3) Elvis Costello, "This Years Model" (Rhino reissue, 1978)

No album ever has to sound better, but God help us if any album ever sounds more under pressure. With "This Year's Girl," "The Beat," "Hand in Hand" and "Lipstick Vogue," both the singer and the band are so swept up in the cruelty of the music it's hard to credit the multitude of choices shuddering out of every note, word or riff -- what can come across as pure emotion can also communicate as craft. What feels like spew one day will feel like someone biting his tongue the next. No wonder that "Radio, Radio" and "Night Rally," both burning on their own terms, feel contrived by comparison; next to numbers that can scare you because they cut the ground out from under your feet, they're just protest songs. In sum, a world-historical statement -- plus, as with all the new double-CD Costello reissues on Rhino, an extra disc of junk.

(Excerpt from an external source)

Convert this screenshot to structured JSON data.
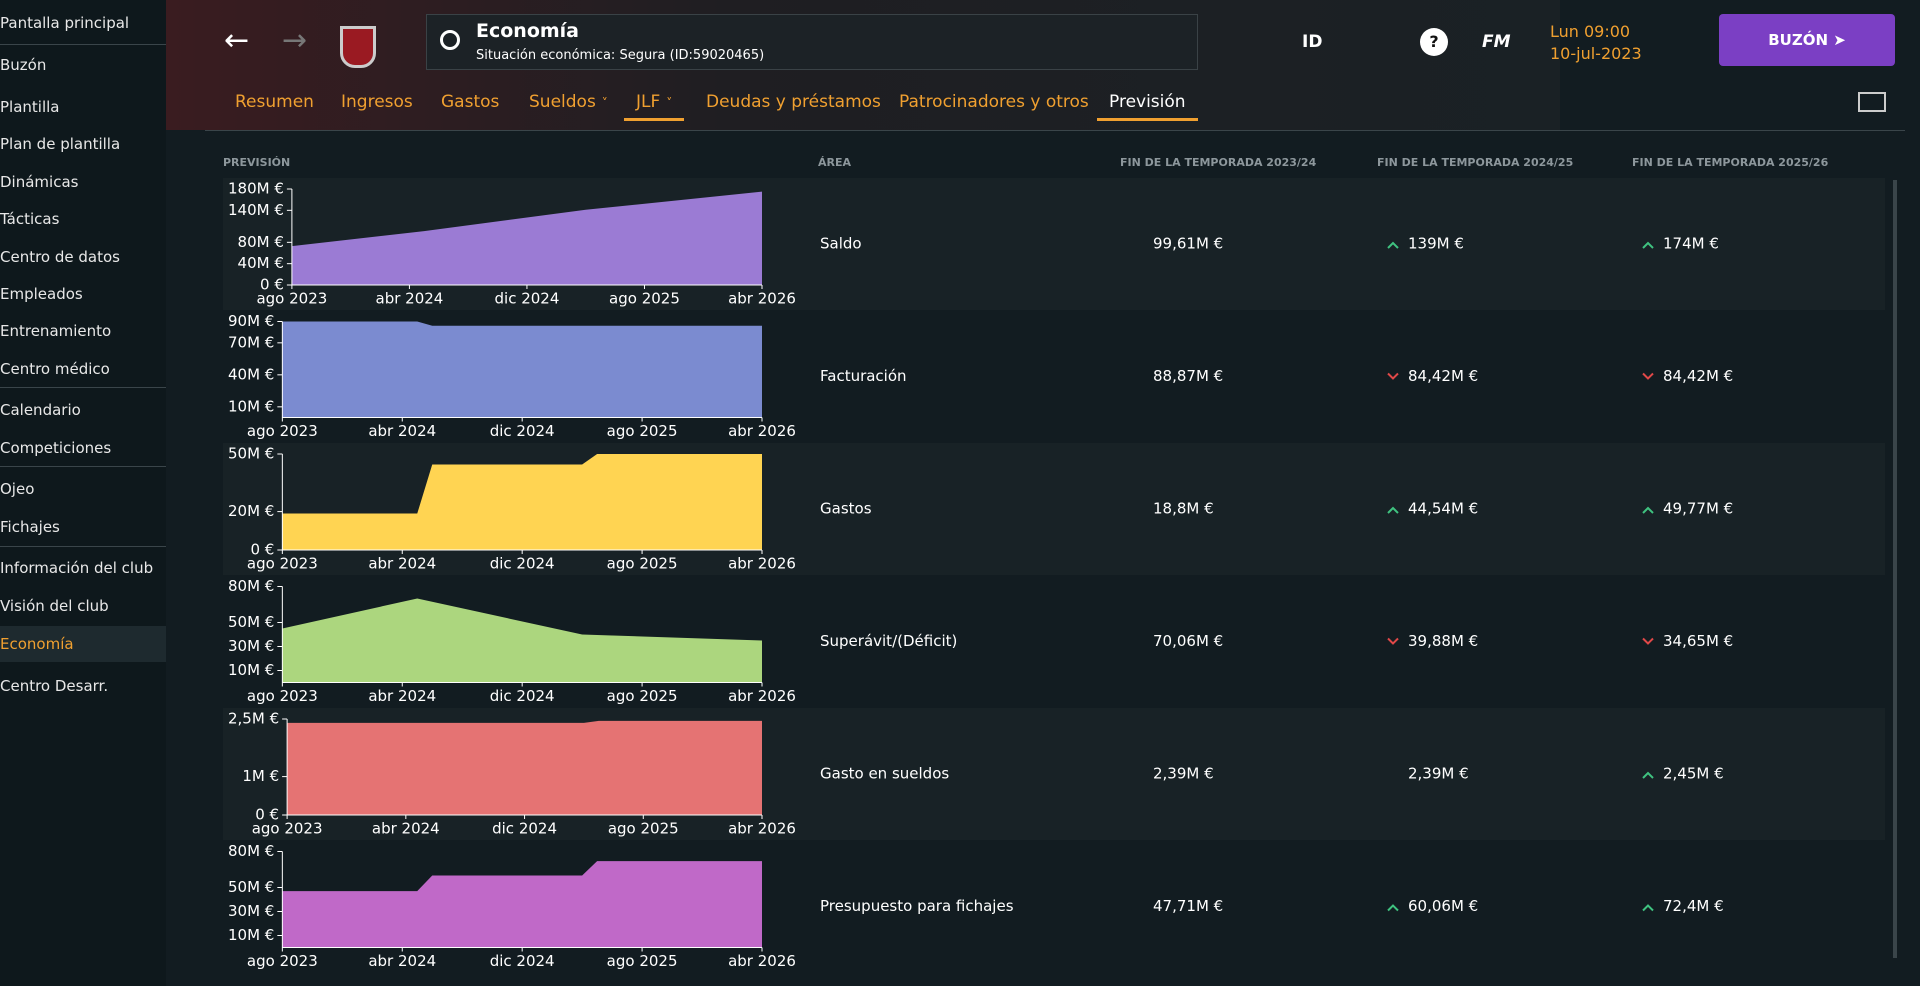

4) Caitlin Cary, "While You Weren't Looking" (Yep Roc)

Big, chiming guitars are one of the corniest devices in rock 'n' roll, but sometimes there's no better way to say that no matter how bad the story you're telling, you're coming out of it like Timi Yuro with "What's a Matter Baby (Is It Hurting You)"-- as pure vengeance. That's the feeling the fiddler from Whiskeytown gets on "Thick Wall Down," despite the fact that her words tell a story about how bad turns into good. It's one more proof that the refugees from the never-so-hot band are better off on their own -- Ryan Adams with glory-rock success, Cary, unafraid to sound too much like Sarah McLachlan, with tunes that might stick.

5)"44th Annual Grammy Awards" (CBS, Feb. 27)

The only highlight, from a very diminished Jon Stewart: "In Afghanistan, they were ruled by a totalitarian regime for five years, and when Afghanistan was liberated, the first thing that happened was that music was played on the streets there. (Applause from the hall, but somberly; this is a tribute.) And three days later even they were sick of Creed." (Rumbles of protest from at least a few in the seats: That wasn't very nice, especially after Stewart had set them up to act patriotic.)